One of the easiest criteria is the aforementioned Eisenstein criterion.

This criterion requires an auxiliary prime number, and I'll state it as an example, using another polynomial, say $T ^ 4 - 10 T ^ 2 + 2$. Here, one takes the prime number 2, and one observes that modulo 2, the polynomial is equal to $T ^ 4$, while the constant term, 2, is not divisible by $2^2=4$. In that case, the criterion immediately asserts that the polynomial $T^4-10T^2+2$ is irreducible.

With all due respect to Eisenstein, I don't like that criterion too much, though, because it only applies in kind of exceptional situations. Still, it is often useful.

There is a classic case of application, by the way, of the Eisenstein criterion, namely the irreducibility of cyclotomic polynomials of prime index, for example, $T^4+T^3+T^2+T+1$ (for the prime number $p=5$). But it is not visible that the criterion applies, and one needs to perform the change of variable $T = X+1$.

I had noticed that in that case, it maybe interesting to generalize the Eisenstein criterion to avoid this change of variables. Indeed, for a monic polynomial $f$ in $\mathbf Z[T]$, a variant of the criterion states: take an integer $a$ and a prime number $p$, and assume that :

  • $f(T) \equiv (T-a)^d \mod p$
  • $f'(a)$ (derivative at $a$) is not divisible by $p^2$.

Then $f$ is irreducible.

For the cyclotomic polynomial of index $5$, $f(T) = T^4+T^3+T^2+T+1$, still taking $p=5$, one has $f(T) \equiv (T-1)^4 \pmod5$ and $f'(1)=4·5/2=10$ is not divisible by $5^2=25$. Consequently, it is irreducible. And the same argument works for all cyclotomic polynomials of prime index.

The reason, that avoids any strange computation, is that $f(T)=(T^5-1)/(T-1)$, which modulo 5 is $(T-1)^4$ — by the divisibility of the binomial coefficients.

To go back to the initial example, $T^4-10T^2+1$, there are indeed no prime numbers with which the Eisenstein criterion can be applied. This is obvious in the standard form, because the constant coefficient is 1. But the variant doesn't help neither. The only prime it could seems to be 2, but its derivative at 1 is equal to $-16$, and is divisible by 4.

This is where a new variant of the criterion can be applied, this time with the prime number 3.

Theorem.Let $q\in\mathbf Z[T]$ be a monic polynomial, let $p$ be a prime number such that $q$ is irreducible in $\mathbf F_p[T]$. Let $f\in\mathbf Z[T]$ be a monic polynomial.

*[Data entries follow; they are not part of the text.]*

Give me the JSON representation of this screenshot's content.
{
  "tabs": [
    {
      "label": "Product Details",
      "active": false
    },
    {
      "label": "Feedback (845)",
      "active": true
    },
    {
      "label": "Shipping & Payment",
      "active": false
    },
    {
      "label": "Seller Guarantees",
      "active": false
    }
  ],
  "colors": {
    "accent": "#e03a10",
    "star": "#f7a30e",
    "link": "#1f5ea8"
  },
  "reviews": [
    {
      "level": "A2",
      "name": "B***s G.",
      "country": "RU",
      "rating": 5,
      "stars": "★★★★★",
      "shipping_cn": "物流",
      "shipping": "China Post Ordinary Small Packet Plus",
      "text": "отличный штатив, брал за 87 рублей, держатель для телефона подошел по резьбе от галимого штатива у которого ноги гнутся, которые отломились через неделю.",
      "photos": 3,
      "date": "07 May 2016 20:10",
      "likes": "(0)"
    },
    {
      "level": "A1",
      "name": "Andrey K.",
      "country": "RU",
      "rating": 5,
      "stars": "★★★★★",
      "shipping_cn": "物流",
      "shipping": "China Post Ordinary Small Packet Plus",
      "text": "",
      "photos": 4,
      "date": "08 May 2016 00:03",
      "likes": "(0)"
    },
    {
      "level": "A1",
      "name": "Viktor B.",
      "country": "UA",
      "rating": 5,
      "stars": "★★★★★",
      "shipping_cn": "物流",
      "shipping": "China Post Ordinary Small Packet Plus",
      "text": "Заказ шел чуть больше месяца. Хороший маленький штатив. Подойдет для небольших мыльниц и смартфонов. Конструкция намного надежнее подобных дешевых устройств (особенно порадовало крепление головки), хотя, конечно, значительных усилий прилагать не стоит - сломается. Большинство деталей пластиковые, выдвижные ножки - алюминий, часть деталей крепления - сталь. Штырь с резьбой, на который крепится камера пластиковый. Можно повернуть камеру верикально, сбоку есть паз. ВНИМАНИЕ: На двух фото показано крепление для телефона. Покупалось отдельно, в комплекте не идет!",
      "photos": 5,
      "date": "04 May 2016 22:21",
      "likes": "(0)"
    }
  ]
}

Assume that $f\equiv q^d$ modulo $p$, but that $f\not\equiv 0$ modulo $\langle q, p^2\rangle$. Then $f$ is irreducible in $\mathbf Z[T]$.

To see how this criterion applies, observe that modulo 3, one has $f(T)\equiv T^4+2T^2+1=(T^2+1)^2\pmod 3$. So we are almost as in the initial criterion, but the polynomial $T$ is not $T^2+1$. The first thing that allows this criterion to apply is that $T^2+1$ is irreducible modulo 3. In this case, this is because $-1$ is not a square mod 3.

The criterion also requires of variant of the condition on the derivative — it holds because the polynomial is not zero modulo $\langle T^2+1, 9\rangle. Here, one has \[ T^4-10T^2+1=(T^2+1)^2-12T^2 = (T^2+1)^2-12(T^2+1)+12\] hence it is equal to 3 modulo $\langle T^2+1, 9\rangle$.

And so we have an Eisenstein-type proof that the polynomial $T^4-10T^2+1$ is irreducible over the integers. CQFD!

I made the fun last a bit longer by formalizing the proof in Lean, first of the generalized criterion, and then of the particular example. It is not absolutely convincing yet, because Lean/Mathlib still lacks a bit of tools for handling explicit computations. And probably many parts can be streamlined. Still, it was a fun exercise to do.

The proof works in a more general context and gives the following theore:

Theorem. Let $R$ be an integral domain, let $P$ be a prime ideal of $R$ and let $K$ be the field of fractions of $R/P$. Let $q\in R[T]$ be a monic polynomial such that $q$ is irreducible in $K[T]$. Let $f\in R[T]$ be a monic polynomial. Assume that $f\equiv q^d$ modulo $P$, but that $f\not\equiv 0$ modulo $\langle q\rangle + P^2$. Then $f$ is irreducible in $R[T]$.